Non seulement que le niveau de l’enseignement, à tous les niveaux (primaire, secondaire, supérieur et universitaire), a beaucoup baissé, il n’a jamais été profondément réformé depuis l’accession du pays à l’indépendance pour répondre aux besoins et aspirations de la population. Demeuré archaïque, notre système d’enseignement ne permet pas du tout à préparer les Congolais à la citoyenneté et au patriotisme. En plus de ce qu’auraient déjà proposé les spécialistes et praticiens de l’enseignement, nous pensons que certaines matières devraient faire l’objet d’une attention particulière des décideurs. Il s’agit entre autres des cours de géographie et d’histoire.

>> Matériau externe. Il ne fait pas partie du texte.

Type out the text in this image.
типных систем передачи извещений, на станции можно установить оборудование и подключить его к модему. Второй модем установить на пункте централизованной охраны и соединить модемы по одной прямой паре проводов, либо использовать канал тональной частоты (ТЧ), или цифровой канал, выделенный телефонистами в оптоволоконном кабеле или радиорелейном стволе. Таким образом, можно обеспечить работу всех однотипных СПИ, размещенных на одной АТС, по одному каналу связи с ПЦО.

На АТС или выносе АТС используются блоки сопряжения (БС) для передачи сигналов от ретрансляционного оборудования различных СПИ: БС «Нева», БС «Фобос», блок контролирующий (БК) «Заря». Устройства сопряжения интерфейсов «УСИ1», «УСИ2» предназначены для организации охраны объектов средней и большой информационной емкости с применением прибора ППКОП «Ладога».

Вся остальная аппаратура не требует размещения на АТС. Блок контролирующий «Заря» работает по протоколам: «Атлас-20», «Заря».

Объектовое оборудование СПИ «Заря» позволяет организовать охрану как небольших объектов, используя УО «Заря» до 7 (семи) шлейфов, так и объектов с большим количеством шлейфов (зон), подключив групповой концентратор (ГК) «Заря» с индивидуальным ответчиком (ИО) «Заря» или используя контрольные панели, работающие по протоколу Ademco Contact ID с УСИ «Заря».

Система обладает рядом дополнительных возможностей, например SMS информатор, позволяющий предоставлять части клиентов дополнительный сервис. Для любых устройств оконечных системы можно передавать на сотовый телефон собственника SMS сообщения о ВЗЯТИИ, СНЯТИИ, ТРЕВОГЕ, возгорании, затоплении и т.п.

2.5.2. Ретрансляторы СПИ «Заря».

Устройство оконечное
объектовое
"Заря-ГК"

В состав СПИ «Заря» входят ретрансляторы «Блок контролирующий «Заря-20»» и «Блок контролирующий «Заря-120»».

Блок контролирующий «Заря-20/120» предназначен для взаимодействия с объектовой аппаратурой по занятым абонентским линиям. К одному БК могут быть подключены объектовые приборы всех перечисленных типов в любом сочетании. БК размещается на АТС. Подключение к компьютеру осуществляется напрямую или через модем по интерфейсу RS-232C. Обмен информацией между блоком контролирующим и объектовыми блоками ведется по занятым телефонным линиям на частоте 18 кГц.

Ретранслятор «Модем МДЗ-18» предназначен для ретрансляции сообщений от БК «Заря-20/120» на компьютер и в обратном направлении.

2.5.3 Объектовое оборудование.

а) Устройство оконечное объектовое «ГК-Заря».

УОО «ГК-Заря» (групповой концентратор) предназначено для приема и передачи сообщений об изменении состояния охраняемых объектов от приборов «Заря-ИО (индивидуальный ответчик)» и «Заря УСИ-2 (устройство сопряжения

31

A. Cours de géographie et de sociologie

Tel qu’enseigné au Congo encore de nos jours, le cours de géographie n’apporte surtout que des connaissances générales sur le monde et l’univers, laissant les Congolais ignorer beaucoup de réalités et de merveilles de leur pays. C’est pourtant ce qui se constate aujourd’hui lorsque même des adultes et des diplômés d’université ne se réfèrent qu’aux quatre langues nationales pour croire qu’il existe une ethnie appelée Baswahili englobant tout le grand Katanga et toutes les provinces de l’Est, que tous les peuples du Grand Kasaï (Kasai Oriental, Kasai, Kasai Central, Lomami et Sankuru) sont tous des Baluba, que ceux de Bandundu (Kwango, Kwilu, Mai-Ndombe) et du Kongo-Central sont tous des Bakongo ou encore que ceux du Grand Équateur sont tous des Bangala. Même si au niveau national l’accent devrait être mis sur de grands ensembles, il est absolument nécessaire que les limites administratives ainsi que les ressources naturelles de chaque province soient apprises aux enfants, de même que leurs particularités culturelles, notamment les us et coutumes en matière de mariage, du respect dû aux morts, des funérailles, etc. A l’instar du programme académique européen Erasmus[6], c’est dans le même sens qu’en 2016, Sinaseli Tshibwabwa suggérait d’inclure dans ce cours un programme (financé par le gouvernement) de mobilité des étudiants à travers toutes nos provinces afin de leur permettre de s’approprier notre territoire et de renforcer la cohésion nationale de ces futurs cadres du pays[7].

B. Cours d’histoire

L’histoire ancienne ou récente du Congo est tellement riche en évènements que nos Historiens ont abondamment de la matière pour remplir des ouvrages et garnir nos bibliothèques. En commençant par se mettre d’abord eux-mêmes à jour, ils pourraient ensuite mettre à jour les livres d’histoire pour l’enseignement et pour la lecture. Malheureusement, dans nos universités, des recherches sont encore orientées ou financées pour parler de l’histoire de l’Empire romain, de la France, du Portugal, de la Belgique, etc. Dans chaque province, la population et les historiens devraient identifier des personnalités qui ont marqué de leur emprunte l’histoire générale du pays ou de leurs provinces sur les plans politique, social, économique, culturel ou religieux. L’on découvrirait ainsi ceux qui, comme Lumumba, méritent réellement d’être appelés héros nationaux, ceux qui, comme Etienne Tshisekedi, auront consacré une grande partie de leur vie à lutter pour la démocratie et l’État de droit et, tout récemment Docteur Dénis Mukwege, notre premier prix Nobel de la Paix du pays et de l’Afrique centrale. Dans le domaine sportif, on enseignerait des grands noms tels que Ndaye Mulamba (Mutumbula), meilleur buteur de football jusque-là inégalé en coupe d’Afrique des nations. A travers le cours et les livres d’histoire, il serait également important pour les futures générations de savoir qui de leurs ancêtres auront pactisé avec l’ennemie et mis en péril la cohésion nationale ainsi que ceux qui, comme le colonel Mamadou Ndala, auront payé de leur sang pour sauver la patrie. Ce n’est qu’en connaissant mieux le pays, en respectant toutes les composantes ethniques qui le peuplent et en se souvenant de l’apport de tous dans la solidarité nationale que l’on arrivera petit à petit mais sûrement, à faire tomber les clivages observés aujourd’hui dans la campagne électorale qui ne fait que commencer. Tout cela devrait être encadré par de bonnes lois, appliquées avec rigueur par des gens ayant à cœur l’amour du pays.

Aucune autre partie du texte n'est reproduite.